Multiculturalism: California's educrats have put out new rules for
teaching Islamic studies to seventh-graders in public schools, and they are as
biased as ever. They'll also likely spread eastward.The lesson guidelines
adopted by the bellwether state whitewash the violence and oppression of women
codified in Islamic law, or Shariah. And they're loaded with revisionist
history about the faith.
For example, the suggested framework glorifies Shariah as a liberal reform
movement that "rejected" the mistreatment of women that existed in Arabia
before Muhammad and his successors conquered the region, according to Accuracy
in Academia. The guidelines claim that Islamic law established for the first
time that men and women were entitled to equal "respect."
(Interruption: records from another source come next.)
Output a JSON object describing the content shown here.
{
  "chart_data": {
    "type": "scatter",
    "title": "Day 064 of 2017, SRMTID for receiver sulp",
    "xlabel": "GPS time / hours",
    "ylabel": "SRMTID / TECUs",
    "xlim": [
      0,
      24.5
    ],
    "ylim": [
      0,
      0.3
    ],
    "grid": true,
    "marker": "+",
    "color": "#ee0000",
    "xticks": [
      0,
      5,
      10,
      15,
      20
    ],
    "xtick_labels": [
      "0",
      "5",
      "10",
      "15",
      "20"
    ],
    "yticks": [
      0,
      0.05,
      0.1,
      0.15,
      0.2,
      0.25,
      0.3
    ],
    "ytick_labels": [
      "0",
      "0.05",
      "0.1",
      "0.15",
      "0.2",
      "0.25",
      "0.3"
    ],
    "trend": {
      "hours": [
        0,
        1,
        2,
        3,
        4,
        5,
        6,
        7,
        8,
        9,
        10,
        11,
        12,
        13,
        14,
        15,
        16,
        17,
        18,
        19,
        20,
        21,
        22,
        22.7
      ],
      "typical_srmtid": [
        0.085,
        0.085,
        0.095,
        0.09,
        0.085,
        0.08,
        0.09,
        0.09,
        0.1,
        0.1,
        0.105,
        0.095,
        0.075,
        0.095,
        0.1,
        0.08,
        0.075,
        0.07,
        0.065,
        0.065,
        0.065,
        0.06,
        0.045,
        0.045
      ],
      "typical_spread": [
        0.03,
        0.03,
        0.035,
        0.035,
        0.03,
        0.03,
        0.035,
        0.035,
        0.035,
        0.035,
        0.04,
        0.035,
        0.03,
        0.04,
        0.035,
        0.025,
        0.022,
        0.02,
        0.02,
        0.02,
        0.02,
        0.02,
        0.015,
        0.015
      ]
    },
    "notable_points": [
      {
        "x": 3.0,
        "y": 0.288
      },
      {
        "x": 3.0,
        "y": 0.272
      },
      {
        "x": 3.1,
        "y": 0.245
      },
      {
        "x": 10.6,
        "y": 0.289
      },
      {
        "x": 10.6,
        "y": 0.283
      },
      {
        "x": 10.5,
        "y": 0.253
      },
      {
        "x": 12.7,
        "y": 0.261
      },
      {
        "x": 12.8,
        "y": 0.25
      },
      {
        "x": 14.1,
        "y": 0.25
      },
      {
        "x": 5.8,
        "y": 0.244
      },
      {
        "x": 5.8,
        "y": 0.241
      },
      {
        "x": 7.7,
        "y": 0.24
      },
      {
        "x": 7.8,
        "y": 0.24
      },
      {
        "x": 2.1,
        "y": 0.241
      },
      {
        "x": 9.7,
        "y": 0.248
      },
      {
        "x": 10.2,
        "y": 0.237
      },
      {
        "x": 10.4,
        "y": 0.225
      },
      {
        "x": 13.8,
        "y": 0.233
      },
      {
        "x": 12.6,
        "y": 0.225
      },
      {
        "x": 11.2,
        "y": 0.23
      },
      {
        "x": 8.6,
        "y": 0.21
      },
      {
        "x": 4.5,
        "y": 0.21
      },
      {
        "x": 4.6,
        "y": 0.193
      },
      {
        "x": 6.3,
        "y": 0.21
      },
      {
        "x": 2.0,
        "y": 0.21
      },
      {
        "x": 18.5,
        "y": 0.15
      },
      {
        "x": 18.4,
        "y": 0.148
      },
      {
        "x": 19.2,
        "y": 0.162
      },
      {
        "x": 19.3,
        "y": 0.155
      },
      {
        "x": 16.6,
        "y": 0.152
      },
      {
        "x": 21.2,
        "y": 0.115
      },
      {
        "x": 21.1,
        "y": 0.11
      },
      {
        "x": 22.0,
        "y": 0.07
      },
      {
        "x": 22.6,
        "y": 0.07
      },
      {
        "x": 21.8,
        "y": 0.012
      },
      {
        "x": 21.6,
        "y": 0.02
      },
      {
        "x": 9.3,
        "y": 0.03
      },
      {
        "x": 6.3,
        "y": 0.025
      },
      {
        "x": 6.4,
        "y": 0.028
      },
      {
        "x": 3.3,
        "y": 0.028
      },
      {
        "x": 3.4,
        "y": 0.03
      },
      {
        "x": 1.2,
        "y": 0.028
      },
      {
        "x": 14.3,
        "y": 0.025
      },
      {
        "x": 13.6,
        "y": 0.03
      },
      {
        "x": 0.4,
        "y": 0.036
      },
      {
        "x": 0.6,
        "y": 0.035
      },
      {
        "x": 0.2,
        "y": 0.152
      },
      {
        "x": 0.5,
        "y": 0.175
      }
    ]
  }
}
Not so, says Islamic scholar and author Nonie Darwish, who grew up Muslim
in Egypt.
"I am shocked that that is what they teach," she said. "Women had more
rights in Arabia before Shariah."
In fact, "wife beating is allowed under Shariah" today, she added. "It
allows a woman seen without a headdress to be flogged, punishes rape victims,
and calls for beheading for adultery."
California's course on world religions also omits Islam's long history of
jihadist violence, while portraying Christianity as an intolerant and
bloodthirsty faith.
Christianity isn't given equal time, either. It's covered in just two days
— as opposed to up to two weeks for Islam — and doesn't involve kids in any
role-playing activities like the Islam unit.
Students do get a healthy dose of skepticism about the Christian faith,
including a biting history of its persecution of other people.
Islam, in contrast, gets a pass from critical review. Even jihad is
presented as an "internal personal struggle to do one's best to resist
temptation," not waging holy war.
"California schools are pushing an unbalanced religious agenda that favors
Islam and minimizes Christianity and Judaism," Accuracy in Academia warns in
its latest Campus Report.
Who helped build the California Education Department's framework for
Islamic studies? Islamist "scholars" with the Council on Islamic Education, or
CIE, a Saudi-tied activist group.
The consultancy changed its name after former IBD Washington bureau chief
Paul Sperry, author of "Infiltration: How Muslim Spies and Subversives Have
Penetrated Washington," exposed that its chief researcher and textbook
consultant for years taught social studies at a Saudi madrassa just outside
Washington.
The Islamic Saudi Academy is a breeding ground for terrorists, including
the valedictorian-turned-al-Qaida agent recently sentenced to life for
plotting to assassinate President Bush.